You could also use a tool like ccache to locally cache the results of the compilation, rather than copying the library headers. This will give you a lot more savings for a typical small incremental build and it's easily integrated into the build system, but it will slightly slow down "rebuild the world" steps to cache the objects.
Etc. Your question is too open-ended to be easily answerable.
Avoid using network file systems for code. Use a version control system like git.
You might also consider using ccache.
Hi I am trying to find out when full build is required and when partial build is sufficient.
There are many articals but I am not able to find the specific answers.
Below are my thoughts
Full build is required when :
1.Change in build of dependent modules.
---change in build option or using optimization techniques.
2.changes in the object layout:
---Any change in the headder file, adding and deleting of new methods in class .
---Changing object size by adding or removing of variables or virtual functions.
---Data alignment changes using pragma pack.
3.Any change in global variables
Partial build is sufficient when:
1.Any change in the logic as long as it is not altering the interface specified
2.change in stack variable
In the ideal world a full build should never be necessary, because all the build tools detecting automatically if one of their dependencies have changed.
But this is true only in the ideal world. Practically build tools are written by humans and humans
make failures, so the tools may not take every possible change into account,
are lazy, so the tools may not take any change into account.
For you this means you have to have some experience with your build tools. With a good written makefile may take everything into account and you rarely have to do a full build. But in the 21st century a makefile is not really state of the art any more, and they become complex very soon. Todays development environments do a fairly good job in finding dependencies, but for larger projects, you may have dependencies which are hard to put in the concept of your development environment and you will writing a script.
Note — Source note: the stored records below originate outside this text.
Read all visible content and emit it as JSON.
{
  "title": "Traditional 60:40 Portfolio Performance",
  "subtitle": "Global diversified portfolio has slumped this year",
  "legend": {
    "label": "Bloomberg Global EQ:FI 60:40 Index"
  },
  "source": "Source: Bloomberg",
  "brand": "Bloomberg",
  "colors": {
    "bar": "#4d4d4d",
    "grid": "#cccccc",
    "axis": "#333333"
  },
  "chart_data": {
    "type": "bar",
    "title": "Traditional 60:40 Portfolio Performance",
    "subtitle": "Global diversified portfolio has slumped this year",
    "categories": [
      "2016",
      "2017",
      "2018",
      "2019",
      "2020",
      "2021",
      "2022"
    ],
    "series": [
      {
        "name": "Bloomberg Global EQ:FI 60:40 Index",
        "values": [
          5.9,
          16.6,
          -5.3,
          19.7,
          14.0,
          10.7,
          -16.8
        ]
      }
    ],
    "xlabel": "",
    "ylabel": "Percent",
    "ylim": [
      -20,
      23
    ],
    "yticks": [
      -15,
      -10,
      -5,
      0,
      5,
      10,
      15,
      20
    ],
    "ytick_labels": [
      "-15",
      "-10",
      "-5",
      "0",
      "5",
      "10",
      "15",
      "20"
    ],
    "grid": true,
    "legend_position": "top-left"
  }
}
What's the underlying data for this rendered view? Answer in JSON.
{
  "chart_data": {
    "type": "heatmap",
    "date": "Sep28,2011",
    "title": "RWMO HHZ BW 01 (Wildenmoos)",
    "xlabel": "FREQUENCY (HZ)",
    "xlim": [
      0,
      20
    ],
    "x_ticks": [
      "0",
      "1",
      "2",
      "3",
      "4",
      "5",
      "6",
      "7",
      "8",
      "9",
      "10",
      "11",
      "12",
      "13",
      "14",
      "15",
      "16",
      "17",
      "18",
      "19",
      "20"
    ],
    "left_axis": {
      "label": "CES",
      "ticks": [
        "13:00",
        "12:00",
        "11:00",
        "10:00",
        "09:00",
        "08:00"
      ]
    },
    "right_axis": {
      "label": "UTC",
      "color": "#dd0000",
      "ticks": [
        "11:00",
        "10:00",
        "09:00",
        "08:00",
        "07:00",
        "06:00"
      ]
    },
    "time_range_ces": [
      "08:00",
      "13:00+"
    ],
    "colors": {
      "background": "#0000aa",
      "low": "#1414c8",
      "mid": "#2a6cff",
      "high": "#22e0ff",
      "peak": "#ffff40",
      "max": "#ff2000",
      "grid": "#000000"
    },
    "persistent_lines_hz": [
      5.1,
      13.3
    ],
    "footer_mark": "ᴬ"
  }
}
So there is no real answer to your question. In practise it is good to do a full rebuild for every release, then this rebuild should be done by pressing just one button. And do a partial build for daily work, since nobody wants to wait 2 hours to see if is code is compilable or not. But even in dayly work a full rebuild is sometimes neccessary because the linker/compiler/(your choice of tool here) had not recognized even the simplest change.